Nyerere had the same kind of Pan-African commitment like Nkrumah. He embraced the African disapora as much as Nkrumah did but did not have a flamboyant style like Nkrumah's. His style was simple, deceptively simple. Underneath lay a deep commitment to Pan-African causes transcending continental boundaries, without parallel among his contemporaries since Nkrumah whose political career was abruptly cut short by a military coup engineered by the CIA in February 1966.
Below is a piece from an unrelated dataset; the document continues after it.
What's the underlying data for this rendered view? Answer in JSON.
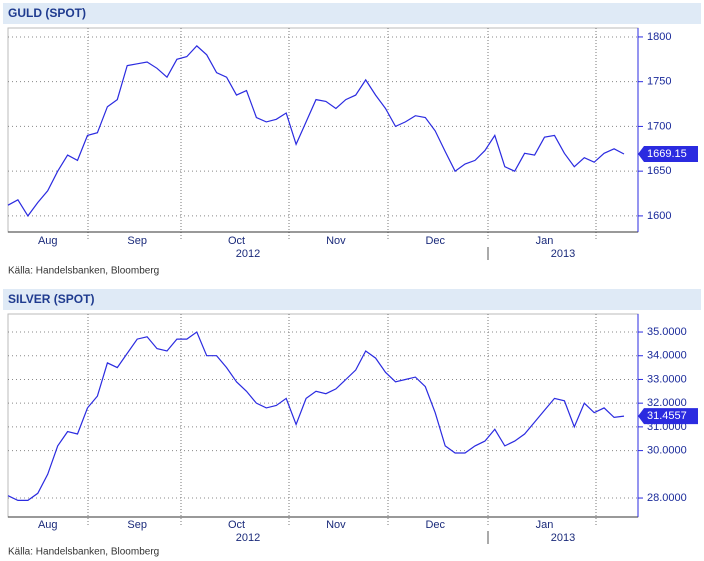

And while Nkrumah, together with Jomo Kenyatta, played a key role in organizing the Fifth Pan-African Congress which was attended by a number of future African leaders including future presidents such as Nnamdi Azikiwe, Dr. Hastings Kamuzu Banda, and Nkrumah and Kenyatta themselves; Nyerere presided over the Sixth Pan-African Congress during a period when the liberation struggle in southern Africa was most intense. It was also during this critical phase that African Americans launched a sustained campaign to influence American policy towards Africa, especially southern Africa. Leaders such Reverend Leo Sullivan who drew up the Sullivan principles with which American companies doing business in apartheid South Africa were required to comply to advance the cause of racial justice in that country; black members of the United States Congress who formed the Congressional Black Caucus (CBC); and groups such as TransAfrica led by Randall Robinson, played a critical role in this campaign and in helping to advance the cause of liberation in southern Africa. It was Pan-African unity at its best.
In Africa, Nyerere was, among all African leaders since Nkrumah, the most relentless supporter of the African liberation movements and their most articulate exponent in international forums. And he believed, until his last days, that the destiny of Africans in Africa was inextricably linked with the destiny of black people in the diaspora whom he considered to be Africans like Nkrumah and other African leaders did. As he said in one of his last interviews with the New Internationalist in December 1998 almost one year before he died in October 1999:

"After independence, the wider African community became clear to me. I was concerned about education; the work of Booker T. Washington resonated with me. There were skills we needed and black people outside Africa had them. I gave our US ambassador the specific job of recruiting skilled Africans from the US Diaspora. A few came, like you (the interviewer, Ikaweba Bunting). Some stayed; others left.
We should try to revive it (Pan-Africanism). We should look to our brothers and sisters in the West. We should build a broader Pan-Africansim. There is still room - and the need."